Department of Genetics, University Medical Center Groningen, Groningen, the Netherlands.
Expertise Center Movement Disorders Groningen, University Medical Center Groningen, Groningen, the Netherlands.
Mov Disord. 2021 Mar;36(3):729-739. doi: 10.1002/mds.28385. Epub 2020 Nov 16.
We describe a 4-generation Dutch pedigree with a unique dominantly inherited clinical phenotype of a combined progressive chorea and cervical dystonia carrying a novel heterozygous dopamine D2 receptor (DRD2) variant.
The objective of this study was to identify the genetic cause of the disease and to further investigate the functional consequences of the genetic variant.
After detailed clinical and neurological examination, whole-exome sequencing was performed. Because a novel variant in the DRD2 gene was found as the likely causative gene defect in our pedigree, we sequenced the DRD2 gene in a cohort of 121 Huntington-like cases with unknown genetic cause (Germany). Moreover, functional characterization of the DRD2 variant included arrestin recruitment, G protein activation, and G protein-mediated inhibition of adenylyl cyclase determined in a cell model, and G protein-regulated inward-rectifying potassium channels measured in midbrain slices of mice.
We identified a novel heterozygous variant c.634A > T, p.Ile212Phe in exon 5 of DRD2 that cosegregated with the clinical phenotype.
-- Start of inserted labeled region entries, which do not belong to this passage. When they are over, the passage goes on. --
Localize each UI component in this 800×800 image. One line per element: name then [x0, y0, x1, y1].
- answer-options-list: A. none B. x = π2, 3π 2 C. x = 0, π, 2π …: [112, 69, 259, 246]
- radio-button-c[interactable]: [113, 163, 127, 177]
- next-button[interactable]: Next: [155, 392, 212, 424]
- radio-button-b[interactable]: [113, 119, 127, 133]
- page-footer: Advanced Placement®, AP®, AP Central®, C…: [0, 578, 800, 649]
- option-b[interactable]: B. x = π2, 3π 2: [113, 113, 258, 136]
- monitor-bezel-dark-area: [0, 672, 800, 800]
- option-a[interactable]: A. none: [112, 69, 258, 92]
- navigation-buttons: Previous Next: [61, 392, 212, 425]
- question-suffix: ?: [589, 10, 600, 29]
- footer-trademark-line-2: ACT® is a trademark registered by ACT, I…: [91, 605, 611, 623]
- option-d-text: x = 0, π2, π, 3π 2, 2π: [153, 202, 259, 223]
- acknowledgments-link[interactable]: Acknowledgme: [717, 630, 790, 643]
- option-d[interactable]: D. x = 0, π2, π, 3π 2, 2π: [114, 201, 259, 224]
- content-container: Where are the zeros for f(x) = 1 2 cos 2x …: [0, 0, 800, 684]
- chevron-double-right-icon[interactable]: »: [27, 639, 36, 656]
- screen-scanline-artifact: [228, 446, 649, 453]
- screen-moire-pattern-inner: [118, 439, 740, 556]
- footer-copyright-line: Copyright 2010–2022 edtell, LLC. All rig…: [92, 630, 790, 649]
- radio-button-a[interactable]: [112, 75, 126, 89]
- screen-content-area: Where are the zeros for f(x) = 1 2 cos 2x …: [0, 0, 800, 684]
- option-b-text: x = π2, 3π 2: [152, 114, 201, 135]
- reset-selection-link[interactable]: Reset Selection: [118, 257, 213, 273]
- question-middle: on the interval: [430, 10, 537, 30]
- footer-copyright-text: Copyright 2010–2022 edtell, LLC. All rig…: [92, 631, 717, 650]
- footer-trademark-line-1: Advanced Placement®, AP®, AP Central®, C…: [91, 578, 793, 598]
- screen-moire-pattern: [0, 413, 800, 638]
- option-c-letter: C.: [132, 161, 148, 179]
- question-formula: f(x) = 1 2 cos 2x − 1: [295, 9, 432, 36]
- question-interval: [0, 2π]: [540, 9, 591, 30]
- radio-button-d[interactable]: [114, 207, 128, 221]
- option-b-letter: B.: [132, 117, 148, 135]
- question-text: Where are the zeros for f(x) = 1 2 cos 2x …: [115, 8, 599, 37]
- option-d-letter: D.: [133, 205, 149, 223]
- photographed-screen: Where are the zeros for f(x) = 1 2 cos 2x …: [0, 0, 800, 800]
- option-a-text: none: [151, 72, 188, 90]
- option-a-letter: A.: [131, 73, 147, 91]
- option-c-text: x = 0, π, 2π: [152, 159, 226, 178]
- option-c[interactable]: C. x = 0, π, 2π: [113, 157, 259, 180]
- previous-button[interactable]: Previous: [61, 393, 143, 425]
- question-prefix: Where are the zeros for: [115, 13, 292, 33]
Screening of the German cohort did not reveal additional putative disease-causing variants. We demonstrated that the D2 -I F receptor exhibited increased agonist potency and constitutive activation of G proteins in human embryonic kidney 239 cells as well as significantly reduced arrestin3 recruitment. We further showed that the D2 -I F receptor exhibited aberrant receptor function in mouse midbrain slices.
Our results support an association between the novel p.Ile212Phe variant in DRD2, its modified D2 receptor activity, and the hyperkinetic movement disorder reported in the 4-generation pedigree. © 2020 The Authors. Movement Disorders published by Wiley Periodicals LLC on behalf of International Parkinson and Movement Disorder Society.
我们描述了一个具有独特显性遗传临床表型的 4 代荷兰家系,该家系表现为合并进行性舞蹈病和颈肌张力障碍,携带一种新型杂合多巴胺 D2 受体(DRD2)变异。
本研究的目的是确定疾病的遗传原因,并进一步研究遗传变异的功能后果。
在详细的临床和神经检查后,进行了全外显子组测序。因为在我们的家系中,发现 DRD2 基因中的一种新型变异可能是导致疾病的基因缺陷,所以我们在一个由 121 名具有未知遗传原因的亨廷顿样病例组成的队列中对 DRD2 基因进行了测序(德国)。此外,通过细胞模型测定 arrestin 募集、G 蛋白激活和 G 蛋白介导的腺苷酸环化酶抑制,以及在小鼠中脑切片中测量 G 蛋白调节的内向整流钾通道,对 DRD2 变异的功能特征进行了研究。
我们在 DRD2 的外显子 5 中发现了一个新的杂合变异 c.634A > T,p.Ile212Phe,该变异与临床表型共分离。对德国队列的筛查没有发现其他潜在的致病变异。我们证明,D2 -I F 受体在人胚肾 239 细胞中表现出增加的激动剂效力和 G 蛋白的组成性激活,以及显著减少的 arrestin3 募集。我们进一步表明,D2 -I F 受体在小鼠中脑切片中表现出异常的受体功能。
我们的研究结果支持 DRD2 中的新型 p.Ile212Phe 变异与报道的 4 代家系中的多动障碍之间存在关联,该变异改变了 D2 受体的活性。